The defendant argues that the rights of the plaintiff are governed by the statutes prescribing the mode and method of obtaining an easement by necessity. There was no attempt by anyone to obtain an easement by necessity. The easement was created pursuant to partition, and it is not in any manner limited or restricted by the statutes [T.C.A. § 54-1901 through 54-1917] governing easements by necessity.
We hold that the easement set out by the county court decree is, in effect, an easement by grant. T.C.A. § 23-2123 provides in relevant part, as follows:
Confirmation of Report — Decree—Upon the coming in of the report, unless set aside for good cause shown, upon exception, the court shall confirm the same, and divest and vest title according to its terms.
No exception to the Commissioner’s report is shown. When the decree was entered divesting and vesting title to the various parcels as partitioned and declaring the thirty-foot easement across the dower tract in favor of the tract now owned by the plaintiff, that decree created an easement by grant the same as if it had been conveyed by an owner of the dower tract. The defendant claims her tract through successive conveyances from the parties to the partition lawsuit, and she has no standing to now collaterally attack the decree which is the source of her title.
The defendant’s insistence that there has been an abandonment of that area of the thirty-foot easement not encompassed within the present 15 foot wide roadbed is without merit. “Mere nonuser, however long continued, affords no sufficient evidence of abandonment of an easement created by express grant.” Boyd v. Hunt (1899) 102 Tenn. 495, 52 S.W. 131. The abandonment of an easement like the abandonment of any property right, must be accompanied by the requisite intent to abandon. State ex rel Phillips v. Smith (1950) 34 Tenn.App. 488, 241 S.W.2d 844; Cottrell v.

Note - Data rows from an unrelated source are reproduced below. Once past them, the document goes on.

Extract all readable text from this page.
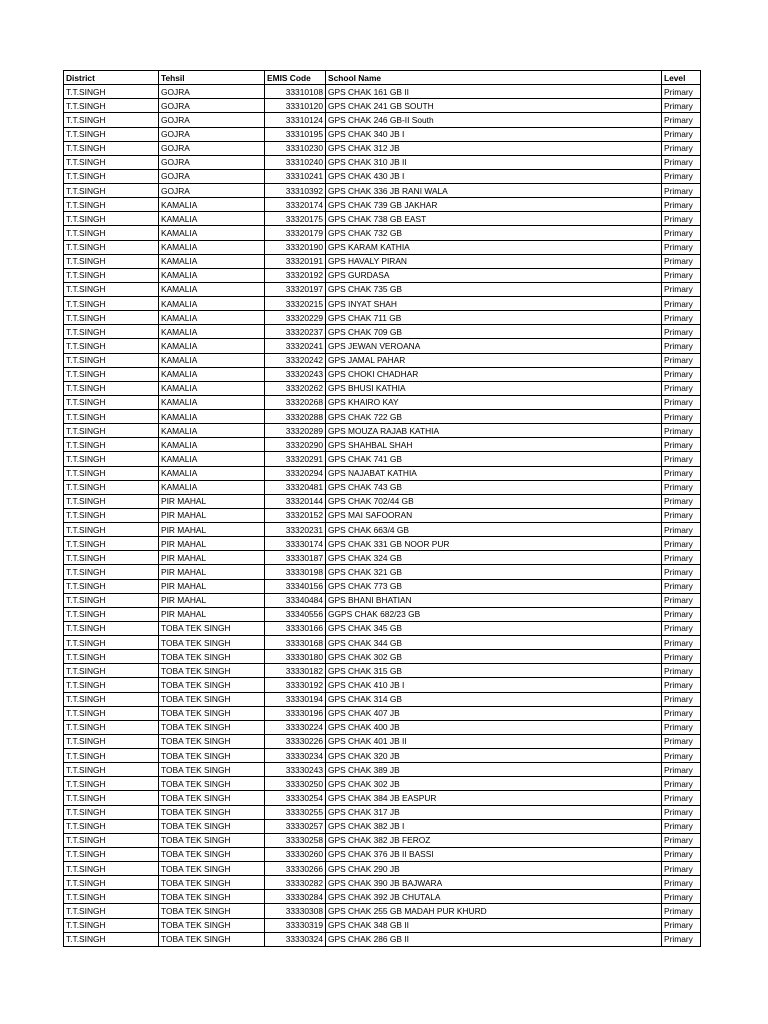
District	Tehsil	EMIS Code	School Name	Level
T.T.SINGH	GOJRA	33310108	GPS CHAK 161 GB II	Primary
T.T.SINGH	GOJRA	33310120	GPS CHAK 241 GB SOUTH	Primary
T.T.SINGH	GOJRA	33310124	GPS CHAK 246 GB-II South	Primary
T.T.SINGH	GOJRA	33310195	GPS CHAK 340 JB I	Primary
T.T.SINGH	GOJRA	33310230	GPS CHAK 312 JB	Primary
T.T.SINGH	GOJRA	33310240	GPS CHAK 310 JB II	Primary
T.T.SINGH	GOJRA	33310241	GPS CHAK 430 JB I	Primary
T.T.SINGH	GOJRA	33310392	GPS CHAK 336 JB RANI WALA	Primary
T.T.SINGH	KAMALIA	33320174	GPS CHAK 739 GB JAKHAR	Primary
T.T.SINGH	KAMALIA	33320175	GPS CHAK 738 GB EAST	Primary
T.T.SINGH	KAMALIA	33320179	GPS CHAK 732 GB	Primary
T.T.SINGH	KAMALIA	33320190	GPS KARAM KATHIA	Primary
T.T.SINGH	KAMALIA	33320191	GPS HAVALY PIRAN	Primary
T.T.SINGH	KAMALIA	33320192	GPS GURDASA	Primary
T.T.SINGH	KAMALIA	33320197	GPS CHAK 735 GB	Primary
T.T.SINGH	KAMALIA	33320215	GPS INYAT SHAH	Primary
T.T.SINGH	KAMALIA	33320229	GPS CHAK 711 GB	Primary
T.T.SINGH	KAMALIA	33320237	GPS CHAK 709 GB	Primary
T.T.SINGH	KAMALIA	33320241	GPS JEWAN VEROANA	Primary
T.T.SINGH	KAMALIA	33320242	GPS JAMAL PAHAR	Primary
T.T.SINGH	KAMALIA	33320243	GPS CHOKI CHADHAR	Primary
T.T.SINGH	KAMALIA	33320262	GPS BHUSI KATHIA	Primary
T.T.SINGH	KAMALIA	33320268	GPS KHAIRO KAY	Primary
T.T.SINGH	KAMALIA	33320288	GPS CHAK 722 GB	Primary
T.T.SINGH	KAMALIA	33320289	GPS MOUZA RAJAB KATHIA	Primary
T.T.SINGH	KAMALIA	33320290	GPS SHAHBAL SHAH	Primary
T.T.SINGH	KAMALIA	33320291	GPS CHAK 741 GB	Primary
T.T.SINGH	KAMALIA	33320294	GPS NAJABAT KATHIA	Primary
T.T.SINGH	KAMALIA	33320481	GPS CHAK 743 GB	Primary
T.T.SINGH	PIR MAHAL	33320144	GPS CHAK 702/44 GB	Primary
T.T.SINGH	PIR MAHAL	33320152	GPS MAI SAFOORAN	Primary
T.T.SINGH	PIR MAHAL	33320231	GPS CHAK 663/4 GB	Primary
T.T.SINGH	PIR MAHAL	33330174	GPS CHAK 331 GB NOOR PUR	Primary
T.T.SINGH	PIR MAHAL	33330187	GPS CHAK 324 GB	Primary
T.T.SINGH	PIR MAHAL	33330198	GPS CHAK 321 GB	Primary
T.T.SINGH	PIR MAHAL	33340156	GPS CHAK 773 GB	Primary
T.T.SINGH	PIR MAHAL	33340484	GPS BHANI BHATIAN	Primary
T.T.SINGH	PIR MAHAL	33340556	GGPS CHAK 682/23 GB	Primary
T.T.SINGH	TOBA TEK SINGH	33330166	GPS CHAK 345 GB	Primary
T.T.SINGH	TOBA TEK SINGH	33330168	GPS CHAK 344 GB	Primary
T.T.SINGH	TOBA TEK SINGH	33330180	GPS CHAK 302 GB	Primary
T.T.SINGH	TOBA TEK SINGH	33330182	GPS CHAK 315 GB	Primary
T.T.SINGH	TOBA TEK SINGH	33330192	GPS CHAK 410 JB I	Primary
T.T.SINGH	TOBA TEK SINGH	33330194	GPS CHAK 314 GB	Primary
T.T.SINGH	TOBA TEK SINGH	33330196	GPS CHAK 407 JB	Primary
T.T.SINGH	TOBA TEK SINGH	33330224	GPS CHAK 400 JB	Primary
T.T.SINGH	TOBA TEK SINGH	33330226	GPS CHAK 401 JB II	Primary
T.T.SINGH	TOBA TEK SINGH	33330234	GPS CHAK 320 JB	Primary
T.T.SINGH	TOBA TEK SINGH	33330243	GPS CHAK 389 JB	Primary
T.T.SINGH	TOBA TEK SINGH	33330250	GPS CHAK 302 JB	Primary
T.T.SINGH	TOBA TEK SINGH	33330254	GPS CHAK 384 JB EASPUR	Primary
T.T.SINGH	TOBA TEK SINGH	33330255	GPS CHAK 317 JB	Primary
T.T.SINGH	TOBA TEK SINGH	33330257	GPS CHAK 382 JB I	Primary
T.T.SINGH	TOBA TEK SINGH	33330258	GPS CHAK 382 JB FEROZ	Primary
T.T.SINGH	TOBA TEK SINGH	33330260	GPS CHAK 376 JB II BASSI	Primary
T.T.SINGH	TOBA TEK SINGH	33330266	GPS CHAK 290 JB	Primary
T.T.SINGH	TOBA TEK SINGH	33330282	GPS CHAK 390 JB BAJWARA	Primary
T.T.SINGH	TOBA TEK SINGH	33330284	GPS CHAK 392 JB CHUTALA	Primary
T.T.SINGH	TOBA TEK SINGH	33330308	GPS CHAK 255 GB MADAH PUR KHURD	Primary
T.T.SINGH	TOBA TEK SINGH	33330319	GPS CHAK 348 GB II	Primary
T.T.SINGH	TOBA TEK SINGH	33330324	GPS CHAK 286 GB II	Primary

Daniel et al (Tenn.App.1947) 205 S.W.2d 973. The proof totally fails to establish an abandonment of the thirty-foot easement. To the contrary, the easement has been continuously used for the purposes for which it was created in 1916. For the past 10 to 15 years the county has graded, graveled and maintained a road about 15 feet wide on the easement. It is not necessary that the entire thirty-foot width be actual roadbed.
It results that the decree of the chancellor is affirmed. This lawsuit is remanded to the Chancery Court sitting in Tipton County, Tennessee for the enforcement of the decree there entered. The cost of this appeal is adjudged against the defendant-appellant, for which execution may issue.
CARNEY, P. J„ and NEARN, J., concur.